Interviste, Mushic

Chi se ne frega della musica? Pt. 2 – Rainfall

Continua la nostra esplorazione dell’underground Metal italiano. Questa volta ci spostiamo in centro Italia, con i “Rainfall”, band di Roma.  Abbiamo scambiato due chiacchiere con la chitarrista Emanuela, ecco cosa ci siamo detti:

Ciao Emanuela, cosa ci puoi dire sui “Rainfall”?
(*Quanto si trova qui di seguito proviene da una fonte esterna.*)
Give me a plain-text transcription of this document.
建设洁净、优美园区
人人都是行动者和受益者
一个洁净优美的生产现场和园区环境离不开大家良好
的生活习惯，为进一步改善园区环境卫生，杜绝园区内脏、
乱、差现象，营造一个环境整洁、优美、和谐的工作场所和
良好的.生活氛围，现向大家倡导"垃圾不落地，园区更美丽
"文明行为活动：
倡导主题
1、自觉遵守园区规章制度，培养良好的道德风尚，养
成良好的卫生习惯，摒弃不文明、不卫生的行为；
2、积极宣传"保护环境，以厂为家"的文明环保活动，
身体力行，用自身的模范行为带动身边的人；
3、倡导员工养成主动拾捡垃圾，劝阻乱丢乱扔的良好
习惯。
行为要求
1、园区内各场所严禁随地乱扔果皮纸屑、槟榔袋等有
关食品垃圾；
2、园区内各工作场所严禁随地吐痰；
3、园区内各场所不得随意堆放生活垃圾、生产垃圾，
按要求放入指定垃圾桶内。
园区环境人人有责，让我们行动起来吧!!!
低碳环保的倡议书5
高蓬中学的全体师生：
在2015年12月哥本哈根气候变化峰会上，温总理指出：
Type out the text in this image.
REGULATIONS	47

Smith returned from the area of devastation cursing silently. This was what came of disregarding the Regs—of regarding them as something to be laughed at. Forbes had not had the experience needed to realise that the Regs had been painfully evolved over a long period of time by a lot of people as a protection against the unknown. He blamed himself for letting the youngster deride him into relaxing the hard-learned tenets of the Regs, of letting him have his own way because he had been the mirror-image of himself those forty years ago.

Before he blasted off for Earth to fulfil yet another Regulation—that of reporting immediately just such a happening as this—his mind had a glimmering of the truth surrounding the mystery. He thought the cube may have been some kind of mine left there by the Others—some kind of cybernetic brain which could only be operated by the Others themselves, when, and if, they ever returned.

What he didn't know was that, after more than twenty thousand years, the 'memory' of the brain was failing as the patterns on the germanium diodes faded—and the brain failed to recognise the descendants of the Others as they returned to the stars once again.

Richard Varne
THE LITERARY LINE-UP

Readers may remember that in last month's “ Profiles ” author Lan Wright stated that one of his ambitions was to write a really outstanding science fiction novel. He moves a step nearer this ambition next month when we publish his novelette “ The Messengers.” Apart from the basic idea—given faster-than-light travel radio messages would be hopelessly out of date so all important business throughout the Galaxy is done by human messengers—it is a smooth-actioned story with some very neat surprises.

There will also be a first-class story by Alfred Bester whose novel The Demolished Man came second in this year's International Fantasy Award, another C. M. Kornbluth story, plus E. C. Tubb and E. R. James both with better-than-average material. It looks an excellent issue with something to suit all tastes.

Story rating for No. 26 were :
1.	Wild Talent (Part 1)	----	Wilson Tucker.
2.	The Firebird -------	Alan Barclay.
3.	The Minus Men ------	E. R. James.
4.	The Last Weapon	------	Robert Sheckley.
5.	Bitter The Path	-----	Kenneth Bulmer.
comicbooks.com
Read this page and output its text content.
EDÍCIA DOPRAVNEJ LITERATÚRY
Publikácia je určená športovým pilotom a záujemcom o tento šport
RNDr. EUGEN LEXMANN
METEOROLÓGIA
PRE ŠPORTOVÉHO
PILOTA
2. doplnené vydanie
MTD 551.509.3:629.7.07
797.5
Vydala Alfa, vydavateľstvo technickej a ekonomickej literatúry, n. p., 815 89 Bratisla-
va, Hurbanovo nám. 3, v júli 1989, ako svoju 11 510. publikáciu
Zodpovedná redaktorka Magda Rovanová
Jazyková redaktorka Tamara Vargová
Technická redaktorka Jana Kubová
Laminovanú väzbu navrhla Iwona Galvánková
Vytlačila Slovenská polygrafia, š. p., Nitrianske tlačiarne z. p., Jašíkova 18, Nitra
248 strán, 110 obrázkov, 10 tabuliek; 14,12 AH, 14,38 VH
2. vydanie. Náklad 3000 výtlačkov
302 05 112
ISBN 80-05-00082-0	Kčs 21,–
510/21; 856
Nella formazione attuale, i Rainfall nascono nel 2008 sulle basi di un progetto fondato qualche anno prima da me e Matteo, rispettivamente alla chitarra ritmica e a quella solista, al quale si unì quasi subito anche Veronica al basso. A questo nucleo originario, si sono uniti successivamente Giorgio alle tastiere e Paolo alla batteria. Dopo la dipartita di Matteo dal gruppo e un periodo di produzione musicale quasi esclusivamente strumentale (abbiamo avuto alcuni cantanti, ma in maniera saltuaria), nel 2008 Francesca entra a far parte della band completando la line-up; iniziamo allora ad arrangiare alcuni brani che hanno poi formato il nostro primo EP, “Lost In a Cold World”, registrato nell’estate del 2009. L’intenzione del progetto Rainfall è da sempre quella di mescolare insieme una molteplicità di influenze e generi musicali, che a volte potrebbero anche sembrare distanti anni luce l’uno dall’altro. Diciamo che esiste una certa filosofia “open-minded” che è alla base del nostro modo di fare musica, e ci piace ideare e sperimentare senza porci dei limiti entro i quali dover operare.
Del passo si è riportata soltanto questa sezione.